My impression with python multiprocessing is that when you create a new process with multiprocessing.Process(), it creates an entire copy of your current program in memory and continues working from there. With that in mind, I'm confused by the behaviour of the following script.
WARNING: This script will allocate a large amount of memory!
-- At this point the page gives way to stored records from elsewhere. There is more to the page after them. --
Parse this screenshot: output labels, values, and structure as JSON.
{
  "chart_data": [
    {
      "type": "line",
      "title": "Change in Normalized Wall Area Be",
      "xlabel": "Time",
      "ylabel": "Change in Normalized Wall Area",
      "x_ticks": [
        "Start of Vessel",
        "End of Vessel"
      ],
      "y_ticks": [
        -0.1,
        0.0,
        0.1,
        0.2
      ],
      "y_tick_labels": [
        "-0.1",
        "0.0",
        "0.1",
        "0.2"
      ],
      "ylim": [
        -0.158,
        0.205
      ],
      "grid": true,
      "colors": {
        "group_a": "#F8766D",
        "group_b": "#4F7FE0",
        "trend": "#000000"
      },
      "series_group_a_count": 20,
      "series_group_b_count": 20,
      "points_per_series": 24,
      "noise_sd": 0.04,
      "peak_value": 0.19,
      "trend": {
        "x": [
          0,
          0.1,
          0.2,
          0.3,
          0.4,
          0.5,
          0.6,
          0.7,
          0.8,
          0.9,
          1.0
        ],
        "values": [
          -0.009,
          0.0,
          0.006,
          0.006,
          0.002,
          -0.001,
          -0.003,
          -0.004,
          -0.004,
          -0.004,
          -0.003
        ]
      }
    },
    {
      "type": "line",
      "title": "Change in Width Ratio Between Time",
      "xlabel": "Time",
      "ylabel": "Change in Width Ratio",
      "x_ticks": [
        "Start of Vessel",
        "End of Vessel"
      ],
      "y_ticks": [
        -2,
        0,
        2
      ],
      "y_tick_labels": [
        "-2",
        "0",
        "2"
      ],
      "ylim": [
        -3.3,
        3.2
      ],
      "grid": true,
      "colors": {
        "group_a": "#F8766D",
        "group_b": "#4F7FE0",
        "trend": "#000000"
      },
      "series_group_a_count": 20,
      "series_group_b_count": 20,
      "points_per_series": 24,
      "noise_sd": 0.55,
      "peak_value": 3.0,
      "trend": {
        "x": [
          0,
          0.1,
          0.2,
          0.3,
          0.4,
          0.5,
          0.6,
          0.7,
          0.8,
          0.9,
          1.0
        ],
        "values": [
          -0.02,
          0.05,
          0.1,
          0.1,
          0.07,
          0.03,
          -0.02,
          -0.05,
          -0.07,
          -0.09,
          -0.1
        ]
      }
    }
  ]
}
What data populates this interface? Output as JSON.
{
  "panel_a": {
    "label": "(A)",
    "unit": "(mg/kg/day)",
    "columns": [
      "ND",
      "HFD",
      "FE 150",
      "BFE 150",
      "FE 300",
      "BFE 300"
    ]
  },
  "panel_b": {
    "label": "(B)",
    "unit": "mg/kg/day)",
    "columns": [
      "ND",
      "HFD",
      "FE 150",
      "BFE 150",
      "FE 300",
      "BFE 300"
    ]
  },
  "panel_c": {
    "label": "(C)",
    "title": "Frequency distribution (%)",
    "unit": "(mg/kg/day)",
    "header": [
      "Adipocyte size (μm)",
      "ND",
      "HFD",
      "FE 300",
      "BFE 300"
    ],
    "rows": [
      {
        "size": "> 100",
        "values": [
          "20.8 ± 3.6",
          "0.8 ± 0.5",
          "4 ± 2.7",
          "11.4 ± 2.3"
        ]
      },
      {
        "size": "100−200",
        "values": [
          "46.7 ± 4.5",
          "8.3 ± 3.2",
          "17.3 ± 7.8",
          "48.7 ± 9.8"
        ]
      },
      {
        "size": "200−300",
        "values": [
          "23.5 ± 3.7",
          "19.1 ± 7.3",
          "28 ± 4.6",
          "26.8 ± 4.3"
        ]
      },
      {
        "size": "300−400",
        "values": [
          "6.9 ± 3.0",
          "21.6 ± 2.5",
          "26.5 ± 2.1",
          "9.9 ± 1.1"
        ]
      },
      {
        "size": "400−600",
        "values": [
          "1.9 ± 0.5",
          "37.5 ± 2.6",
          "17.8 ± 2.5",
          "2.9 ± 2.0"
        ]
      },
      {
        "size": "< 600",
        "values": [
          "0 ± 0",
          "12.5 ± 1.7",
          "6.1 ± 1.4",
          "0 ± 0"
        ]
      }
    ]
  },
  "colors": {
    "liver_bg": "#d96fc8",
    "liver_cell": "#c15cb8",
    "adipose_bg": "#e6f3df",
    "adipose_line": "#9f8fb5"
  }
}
Run it with caution!
import multiprocessing
import numpy as np
from time import sleep
#Declare a dictionary globally
bigDict = {}
def sharedMemory():
#Using numpy, store 1GB of random data
for i in xrange(1000):
bigDict[i] = np.random.random((125000))
bigDict[0] = "Known information"
#In System Monitor, 1GB of memory is being used
sleep(5)
#Start 4 processes - each should get a copy of the 1GB dict
for _ in xrange(4):
p = multiprocessing.Process(target=workerProcess)
p.start()
print "Done"
def workerProcess():
#Sleep - only 1GB of memory is being used, not the expected 4GB
sleep(5)
#Each process has access to the dictionary, even though the memory is shared
print multiprocessing.current_process().pid,bigDict[0]
if __name__ == "__main__":
sharedMemory()
The above program illustrates my confusion - it seems like the dict automatically becomes shared between the processes. I thought to get that behaviour I had to use a multiprocessing manager. Could someone explain what is going on?